Si cela vous semble être une mauvaise idée, vous avez probablement raison. L’acarien Stratiolaelaps scimitus se nourrit bien de Varroas dans les laboratoires, mais ne semble avoir aucun effet contre le varroa dans les ruches. Pire, il pourrait s’en prendre au couvain des abeilles.

Voici pourquoi cette méthode ne marche pas et présente des risques potentiellement élevés pour la santé des abeilles.

1. L’acarien prédateur des varroas tue le couvain des abeilles

L’idée derrière l’introduction de cet acarien prédateur dans les ruches était, pour certaines personnes, que ce prédateur généraliste préfèrerait s’en prendre aux varroas. Stratiolaelaps scimitus tue en effet les varroas et s’en nourrit. Cet acarien ne s’attaque pas qu’aux varroas. C’est une espèce généraliste, utilisée pour le contrôle d’autres acariens qui endommagent les plantes en serres [3], et aussi pour le contrôle des thrips (ordre des Thysanoptères) et même pour le contrôle des petits moucherons noirs du terreau [4]. On peut donc s’inquiéter de l’introduction d’une nouvelle espèce d’acarien prédateur généraliste dans une ruche pleine d’abeilles.

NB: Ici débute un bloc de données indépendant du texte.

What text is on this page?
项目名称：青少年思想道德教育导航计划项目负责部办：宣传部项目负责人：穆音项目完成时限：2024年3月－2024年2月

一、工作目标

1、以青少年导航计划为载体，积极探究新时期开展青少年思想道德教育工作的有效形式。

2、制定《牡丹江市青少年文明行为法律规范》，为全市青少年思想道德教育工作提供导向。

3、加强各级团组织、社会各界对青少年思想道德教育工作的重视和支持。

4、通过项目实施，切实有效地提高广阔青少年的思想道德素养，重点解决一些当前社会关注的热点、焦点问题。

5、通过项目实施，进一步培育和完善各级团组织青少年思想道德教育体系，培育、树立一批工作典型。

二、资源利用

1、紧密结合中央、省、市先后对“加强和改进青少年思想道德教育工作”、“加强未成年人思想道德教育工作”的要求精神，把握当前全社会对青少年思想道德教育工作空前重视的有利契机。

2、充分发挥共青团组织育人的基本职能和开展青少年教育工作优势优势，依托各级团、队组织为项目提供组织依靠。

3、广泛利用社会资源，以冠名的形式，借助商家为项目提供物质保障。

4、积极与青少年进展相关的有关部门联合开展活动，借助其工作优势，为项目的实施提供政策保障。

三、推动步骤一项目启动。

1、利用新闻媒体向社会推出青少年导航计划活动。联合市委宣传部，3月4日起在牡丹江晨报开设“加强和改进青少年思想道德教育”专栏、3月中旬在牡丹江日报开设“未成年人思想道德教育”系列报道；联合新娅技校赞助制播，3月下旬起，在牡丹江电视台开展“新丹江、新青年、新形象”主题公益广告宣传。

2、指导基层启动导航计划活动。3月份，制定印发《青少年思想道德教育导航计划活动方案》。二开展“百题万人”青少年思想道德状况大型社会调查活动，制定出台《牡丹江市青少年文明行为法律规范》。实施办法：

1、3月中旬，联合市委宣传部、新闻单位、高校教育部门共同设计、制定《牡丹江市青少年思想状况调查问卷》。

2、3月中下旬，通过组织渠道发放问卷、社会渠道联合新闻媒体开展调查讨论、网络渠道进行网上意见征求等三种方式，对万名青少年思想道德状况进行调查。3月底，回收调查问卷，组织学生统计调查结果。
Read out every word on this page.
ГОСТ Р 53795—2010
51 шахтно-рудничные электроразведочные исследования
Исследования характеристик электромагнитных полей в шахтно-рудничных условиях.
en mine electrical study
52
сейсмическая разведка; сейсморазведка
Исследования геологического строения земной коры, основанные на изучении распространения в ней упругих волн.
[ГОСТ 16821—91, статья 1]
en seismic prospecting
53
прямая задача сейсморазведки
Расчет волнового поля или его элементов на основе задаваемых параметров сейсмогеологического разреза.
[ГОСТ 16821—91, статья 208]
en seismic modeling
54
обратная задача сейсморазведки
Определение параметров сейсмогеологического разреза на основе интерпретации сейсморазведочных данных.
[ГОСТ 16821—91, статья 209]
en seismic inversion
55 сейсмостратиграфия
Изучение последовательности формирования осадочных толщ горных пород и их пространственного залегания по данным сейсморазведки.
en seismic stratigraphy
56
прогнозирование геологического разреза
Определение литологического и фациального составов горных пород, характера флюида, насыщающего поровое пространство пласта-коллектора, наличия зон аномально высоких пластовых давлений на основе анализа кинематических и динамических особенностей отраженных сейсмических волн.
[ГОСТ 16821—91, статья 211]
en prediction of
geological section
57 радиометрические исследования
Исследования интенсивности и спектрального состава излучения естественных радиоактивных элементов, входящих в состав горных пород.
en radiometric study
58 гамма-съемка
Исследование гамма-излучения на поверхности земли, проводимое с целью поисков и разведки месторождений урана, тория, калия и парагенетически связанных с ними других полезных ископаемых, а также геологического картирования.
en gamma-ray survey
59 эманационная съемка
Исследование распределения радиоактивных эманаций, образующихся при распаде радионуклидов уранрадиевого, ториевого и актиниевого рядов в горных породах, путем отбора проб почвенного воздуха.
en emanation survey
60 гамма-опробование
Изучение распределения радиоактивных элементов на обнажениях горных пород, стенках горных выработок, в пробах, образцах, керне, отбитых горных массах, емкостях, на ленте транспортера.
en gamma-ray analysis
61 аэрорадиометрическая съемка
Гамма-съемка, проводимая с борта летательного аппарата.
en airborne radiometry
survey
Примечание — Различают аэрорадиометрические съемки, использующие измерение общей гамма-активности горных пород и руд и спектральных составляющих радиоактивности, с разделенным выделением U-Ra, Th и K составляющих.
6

Malheureusement, les premières études sur le sujet se sont principalement concentrées sur le contrôle des varroas par le Stratiolaelaps scimitus en laboratoire avant de s’inquiéter de possibles conséquences sur les abeilles [5] [6] [7]. Il ne paraîtrait cependant pas invraisemblable de vouloir procéder de la manière inverse : vérifier que cet acarien ne s’attaque pas aux abeilles avant de se demander s’il tue les varroas.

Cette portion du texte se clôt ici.